Deux films de Kathryn Bigelow sortent simultanément en dvd : l’un («Le Poids de l’eau» 2000, chroniqué ici même) et l’autre («K-19 : le piège des profondeurs» 2002) rompent avec le cinéma d’action qui était le sien jusque-là.
«K-19» se déroule au moment de la guerre froide (années 1960) entre l’Union soviétique et les Etats-Unis et rapporte un drame réel qui eut pour personnage principal le premier sous-marin nucléaire soviétique.
Au début du film, alors même que l’appareil est construction, plusieurs dysfonctionnements valent au capitaine Mikhael Polenin (Liam Neeson) d’être destitué au profit du capitaine Alexi Vostrikov (Harrison Ford), homme à poigne, dont il devient l’adjoint.
Le voyage inaugural se déroule enfin mais, non loin des côtes américaines, le réacteur nucléaire, suite à une fuite du système de refroidissement, monte en température, contamine le sous-marin et risque d’exploser, ce qui pourrait persuader les Etats-Unis qu’ils sont attaqués et les pousser à déclencher des représailles nucléaires contre l’Union soviétique : on le voit, l’enjeu est considérable et la tension dans le sous-marin extrême.
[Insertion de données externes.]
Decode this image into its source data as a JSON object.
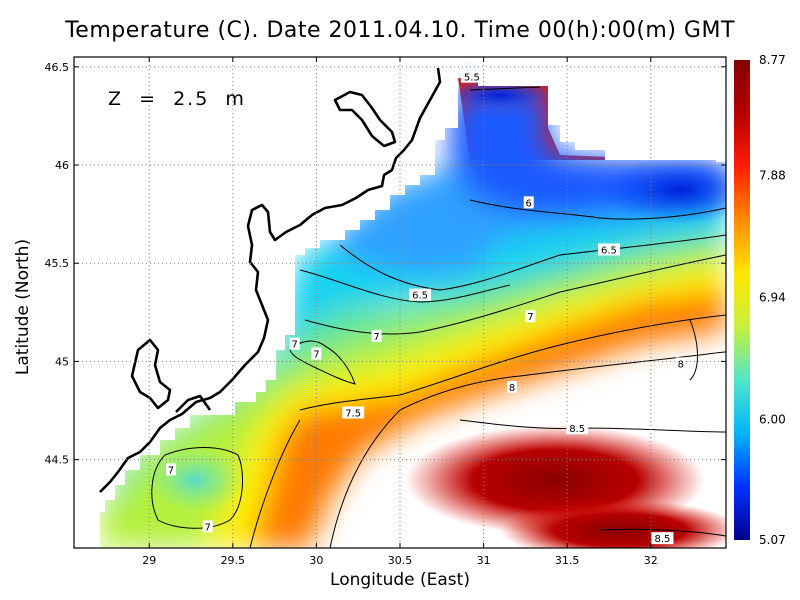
{
  "title": "Temperature (C). Date 2011.04.10. Time 00(h):00(m) GMT",
  "depth_label": "Z  =  2.5  m",
  "chart_data": {
    "type": "heatmap",
    "xlabel": "Longitude (East)",
    "ylabel": "Latitude (North)",
    "xlim": [
      28.55,
      32.45
    ],
    "ylim": [
      44.05,
      46.55
    ],
    "x_ticks": [
      "29",
      "29.5",
      "30",
      "30.5",
      "31",
      "31.5",
      "32"
    ],
    "y_ticks": [
      "44.5",
      "45",
      "45.5",
      "46",
      "46.5"
    ],
    "grid": true,
    "colorbar": {
      "position": "right",
      "min": 5.07,
      "max": 8.77,
      "tick_labels": [
        "8.77",
        "7.88",
        "6.94",
        "6.00",
        "5.07"
      ],
      "colors": [
        "#00008c",
        "#0032ff",
        "#00b4ff",
        "#50e6c8",
        "#c8f03c",
        "#ffe600",
        "#ff8c00",
        "#ff1e00",
        "#b40000",
        "#820000"
      ]
    },
    "contour_labels": [
      {
        "text": "5.5",
        "lon": 30.93,
        "lat": 46.45
      },
      {
        "text": "6",
        "lon": 31.27,
        "lat": 45.81
      },
      {
        "text": "6.5",
        "lon": 31.75,
        "lat": 45.57
      },
      {
        "text": "6.5",
        "lon": 30.62,
        "lat": 45.34
      },
      {
        "text": "7",
        "lon": 31.28,
        "lat": 45.23
      },
      {
        "text": "7",
        "lon": 30.36,
        "lat": 45.13
      },
      {
        "text": "7",
        "lon": 29.87,
        "lat": 45.09
      },
      {
        "text": "7",
        "lon": 30.0,
        "lat": 45.04
      },
      {
        "text": "7.5",
        "lon": 30.22,
        "lat": 44.74
      },
      {
        "text": "8",
        "lon": 31.17,
        "lat": 44.87
      },
      {
        "text": "8",
        "lon": 32.18,
        "lat": 44.99
      },
      {
        "text": "8.5",
        "lon": 31.56,
        "lat": 44.66
      },
      {
        "text": "7",
        "lon": 29.13,
        "lat": 44.45
      },
      {
        "text": "7",
        "lon": 29.35,
        "lat": 44.16
      },
      {
        "text": "8.5",
        "lon": 32.07,
        "lat": 44.1
      }
    ]
  }
}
Le film insiste sur le huis-clos (les seules vues de l’extérieur sont situées au début et lors de très brèves remontées à l’air libre) dans lequel se joue la tragédie : l’espace est confiné, les membres de l’équipage se gênent dans leurs déplacements et la réalisatrice organise des mouvements de caméra latéraux pour mieux souligner l’absence de profondeur, des travellings avant ou arrière pour préciser l’étroitesse du sous-marin, favorise les gros plans de visages sous tension permanente et ménage savamment les rebondissements de l’action. Elle installe ainsi une atmosphère constamment oppressante, étouffante et angoissante, que l’on ressent quasi physiquement.
A une réalisation en phase avec le propos de son film, Kathryn Bigelow ajoute une bonne maîtrise de la psychologie de ses personnages et, notamment, des rapports entre les deux officiers (et leurs hommes) qui commencent par se jauger, puis s’affrontent violemment sur les mesures à prendre avant de finir par rapprocher leurs points de vue : faut-il privilégier l’être humain ou la patrie ? Ne doit-on pas, quoi qu’il en coûte, sacrifier l’individu au salut de la collectivité ? Ne faut-il pas laisser le don de soi au libre-choix de chacun ?
Kathryn Bigelow réalise en définitive un très bon film qui tire son épingle du jeu dans un genre où la concurrence (« Das Boot » et « U 571 ») place pourtant la barre bien haut.